Des moyens de prévention existent

Pourvu que le sujet soit mis en avant, des moyens tels que le numéro vert Allô parents bébé sont mis à disposition des personnes qui souhaitent lever le voile sur ce danger.

Par ailleurs, Aude a pris les rênes d’un événement qui s’inscrit dans sa motivation principale. Elle a mis en place une marche à travers Boulogne-Billancourt en prenant pour endroit de départ, l’avenue André Morizet.

La marche arbore un aspect symbolique puisqu’il s’agit de parcourir les rues, une rose blanche à la main pour rendre hommage à la vie si éphémère de ces petits enfants. Le but de la trentenaire n’est pas d’inspirer de la mélancolie mais plutôt de la nostalgie bienfaitrice et ce, en affichant un sourire au gré de cette déambulation sensibilisatrice.

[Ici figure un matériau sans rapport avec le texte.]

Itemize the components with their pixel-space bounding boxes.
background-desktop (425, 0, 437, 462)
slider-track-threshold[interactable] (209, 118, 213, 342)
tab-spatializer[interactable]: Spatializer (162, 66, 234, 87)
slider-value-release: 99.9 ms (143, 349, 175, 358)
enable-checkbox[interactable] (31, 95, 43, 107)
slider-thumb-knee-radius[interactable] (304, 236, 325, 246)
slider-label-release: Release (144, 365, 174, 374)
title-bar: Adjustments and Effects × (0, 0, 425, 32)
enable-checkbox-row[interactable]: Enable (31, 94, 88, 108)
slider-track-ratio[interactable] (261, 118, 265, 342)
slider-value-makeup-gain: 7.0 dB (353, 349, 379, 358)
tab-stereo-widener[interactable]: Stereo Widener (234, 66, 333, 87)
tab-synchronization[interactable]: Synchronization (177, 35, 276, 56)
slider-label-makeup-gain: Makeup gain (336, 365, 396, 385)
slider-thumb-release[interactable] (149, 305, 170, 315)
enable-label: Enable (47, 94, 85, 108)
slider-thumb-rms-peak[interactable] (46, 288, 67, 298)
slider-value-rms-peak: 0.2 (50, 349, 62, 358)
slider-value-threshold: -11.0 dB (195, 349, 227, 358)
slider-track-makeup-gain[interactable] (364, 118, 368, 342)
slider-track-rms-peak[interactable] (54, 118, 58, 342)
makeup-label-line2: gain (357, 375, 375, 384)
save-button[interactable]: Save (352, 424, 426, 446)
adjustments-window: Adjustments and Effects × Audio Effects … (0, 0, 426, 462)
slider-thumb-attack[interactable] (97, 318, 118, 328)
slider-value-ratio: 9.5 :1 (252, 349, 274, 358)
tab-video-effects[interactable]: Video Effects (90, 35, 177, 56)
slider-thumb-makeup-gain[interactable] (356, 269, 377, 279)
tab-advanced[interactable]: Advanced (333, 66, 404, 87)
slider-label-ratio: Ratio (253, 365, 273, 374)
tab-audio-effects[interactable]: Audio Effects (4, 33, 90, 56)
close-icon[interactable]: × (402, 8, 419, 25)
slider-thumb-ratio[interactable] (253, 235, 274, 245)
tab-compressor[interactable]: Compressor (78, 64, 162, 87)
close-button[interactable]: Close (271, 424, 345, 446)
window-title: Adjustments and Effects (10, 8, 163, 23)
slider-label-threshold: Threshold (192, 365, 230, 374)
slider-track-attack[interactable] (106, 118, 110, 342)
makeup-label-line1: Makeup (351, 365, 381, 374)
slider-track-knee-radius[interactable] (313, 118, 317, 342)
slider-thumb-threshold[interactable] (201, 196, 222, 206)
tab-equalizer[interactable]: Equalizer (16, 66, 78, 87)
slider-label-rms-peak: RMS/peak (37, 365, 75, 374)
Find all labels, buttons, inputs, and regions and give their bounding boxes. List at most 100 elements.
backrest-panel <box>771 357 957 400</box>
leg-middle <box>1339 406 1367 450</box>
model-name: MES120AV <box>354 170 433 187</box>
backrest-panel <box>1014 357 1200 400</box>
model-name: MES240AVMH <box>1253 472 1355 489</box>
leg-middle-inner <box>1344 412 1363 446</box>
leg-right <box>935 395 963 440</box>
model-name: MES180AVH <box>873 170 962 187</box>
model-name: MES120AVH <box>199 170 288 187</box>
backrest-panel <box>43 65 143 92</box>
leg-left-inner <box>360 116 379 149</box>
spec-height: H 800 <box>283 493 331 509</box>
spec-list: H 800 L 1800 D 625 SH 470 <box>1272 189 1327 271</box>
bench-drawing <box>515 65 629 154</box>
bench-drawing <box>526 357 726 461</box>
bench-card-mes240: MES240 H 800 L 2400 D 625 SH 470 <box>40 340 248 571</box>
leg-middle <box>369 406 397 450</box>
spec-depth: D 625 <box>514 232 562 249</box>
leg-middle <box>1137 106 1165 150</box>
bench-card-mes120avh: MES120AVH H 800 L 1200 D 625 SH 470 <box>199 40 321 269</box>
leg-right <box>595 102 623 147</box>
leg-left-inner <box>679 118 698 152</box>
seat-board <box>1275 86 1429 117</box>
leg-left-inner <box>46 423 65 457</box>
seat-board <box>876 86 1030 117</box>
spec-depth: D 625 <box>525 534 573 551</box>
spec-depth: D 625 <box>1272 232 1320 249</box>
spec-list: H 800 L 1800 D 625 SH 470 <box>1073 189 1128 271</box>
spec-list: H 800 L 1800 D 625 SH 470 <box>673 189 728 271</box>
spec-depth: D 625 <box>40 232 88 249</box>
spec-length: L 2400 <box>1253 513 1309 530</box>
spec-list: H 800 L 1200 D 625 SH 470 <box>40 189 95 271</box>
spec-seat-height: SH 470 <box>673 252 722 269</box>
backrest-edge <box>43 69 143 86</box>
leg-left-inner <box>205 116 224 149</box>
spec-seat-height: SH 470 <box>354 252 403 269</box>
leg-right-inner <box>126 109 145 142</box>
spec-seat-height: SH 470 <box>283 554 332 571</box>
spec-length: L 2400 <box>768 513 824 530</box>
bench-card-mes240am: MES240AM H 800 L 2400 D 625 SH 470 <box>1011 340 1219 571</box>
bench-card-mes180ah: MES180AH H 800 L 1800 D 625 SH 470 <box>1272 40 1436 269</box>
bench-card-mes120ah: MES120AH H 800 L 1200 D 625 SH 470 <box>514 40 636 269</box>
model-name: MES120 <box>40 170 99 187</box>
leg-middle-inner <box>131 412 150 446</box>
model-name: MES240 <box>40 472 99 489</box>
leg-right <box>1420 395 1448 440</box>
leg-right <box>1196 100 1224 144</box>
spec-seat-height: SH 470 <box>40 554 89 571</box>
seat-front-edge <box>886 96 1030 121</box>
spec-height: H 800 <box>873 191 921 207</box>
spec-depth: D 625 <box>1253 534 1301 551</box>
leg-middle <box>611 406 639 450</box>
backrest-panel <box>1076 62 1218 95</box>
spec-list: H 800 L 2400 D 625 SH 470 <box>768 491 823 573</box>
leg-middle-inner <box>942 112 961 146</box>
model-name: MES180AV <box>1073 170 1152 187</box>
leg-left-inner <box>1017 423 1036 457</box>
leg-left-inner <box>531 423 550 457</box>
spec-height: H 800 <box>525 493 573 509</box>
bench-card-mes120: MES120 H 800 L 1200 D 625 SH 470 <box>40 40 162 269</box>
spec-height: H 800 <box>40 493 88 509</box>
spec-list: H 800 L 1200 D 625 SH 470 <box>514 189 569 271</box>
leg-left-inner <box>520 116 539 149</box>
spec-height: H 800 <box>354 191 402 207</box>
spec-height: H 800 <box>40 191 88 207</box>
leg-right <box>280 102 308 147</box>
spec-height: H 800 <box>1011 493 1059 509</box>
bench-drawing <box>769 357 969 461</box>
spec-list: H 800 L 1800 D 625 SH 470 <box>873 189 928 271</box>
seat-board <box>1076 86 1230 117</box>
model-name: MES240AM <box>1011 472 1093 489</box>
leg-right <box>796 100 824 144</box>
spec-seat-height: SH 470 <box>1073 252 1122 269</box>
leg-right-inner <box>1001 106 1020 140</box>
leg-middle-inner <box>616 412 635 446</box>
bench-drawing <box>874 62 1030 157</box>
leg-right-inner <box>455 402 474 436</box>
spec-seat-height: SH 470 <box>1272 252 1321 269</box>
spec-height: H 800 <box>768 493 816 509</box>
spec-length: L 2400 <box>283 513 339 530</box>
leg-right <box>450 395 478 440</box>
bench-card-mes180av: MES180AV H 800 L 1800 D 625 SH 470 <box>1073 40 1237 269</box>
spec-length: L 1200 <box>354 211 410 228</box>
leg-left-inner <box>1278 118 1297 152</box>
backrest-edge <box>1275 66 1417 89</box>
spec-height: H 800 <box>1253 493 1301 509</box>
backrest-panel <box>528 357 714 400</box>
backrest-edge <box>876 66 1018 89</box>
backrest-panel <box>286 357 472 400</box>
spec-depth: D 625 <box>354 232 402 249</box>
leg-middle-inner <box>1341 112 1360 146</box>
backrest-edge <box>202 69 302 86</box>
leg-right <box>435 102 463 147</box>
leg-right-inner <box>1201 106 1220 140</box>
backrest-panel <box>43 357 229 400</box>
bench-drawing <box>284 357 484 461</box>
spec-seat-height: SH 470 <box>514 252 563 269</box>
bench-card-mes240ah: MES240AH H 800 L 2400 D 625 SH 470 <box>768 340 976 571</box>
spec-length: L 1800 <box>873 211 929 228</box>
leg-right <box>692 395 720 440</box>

« Mon objectif, c’est qu’on soit suffisamment nombreux pour que les gens se demandent ce qu’il se passe et qu’on puisse commencer à engager un dialogue autour du SBS. Et qu’on en parle enfin, sans tabou, sans crainte. ».

Prévenir le Syndrome du bébé secoué

Le Syndrome du bébé secoué se produit lorsqu’un adulte prend le bébé sous les aisselles et le secoue de manière violente. Ce geste qui relève de la maltraitance peut alors provoquer un ballottement du cerveau dans la boîte crânienne du nourrisson et s’avérer fatal.

La nécessité de prendre du recul dans une situation où le parent est en proie à la frustration face à un enfant qui ne cesse de pleurer est donc d’une importance vitale. Ainsi, la Haute Autorité de Santé recommande dans ce cas de figure d’installer le nourrisson sur le dos dans son lit, puis de sortir de la pièce et de demander de l’aide. Le but étant de ne pas céder à des émotions regrettables à vie. Sur le plan médical, les professionnels de santé sont invités à sensibiliser les parents à la naissance sur les risques associés à cette pratique et sur les méthodes à suivre pour l’éviter.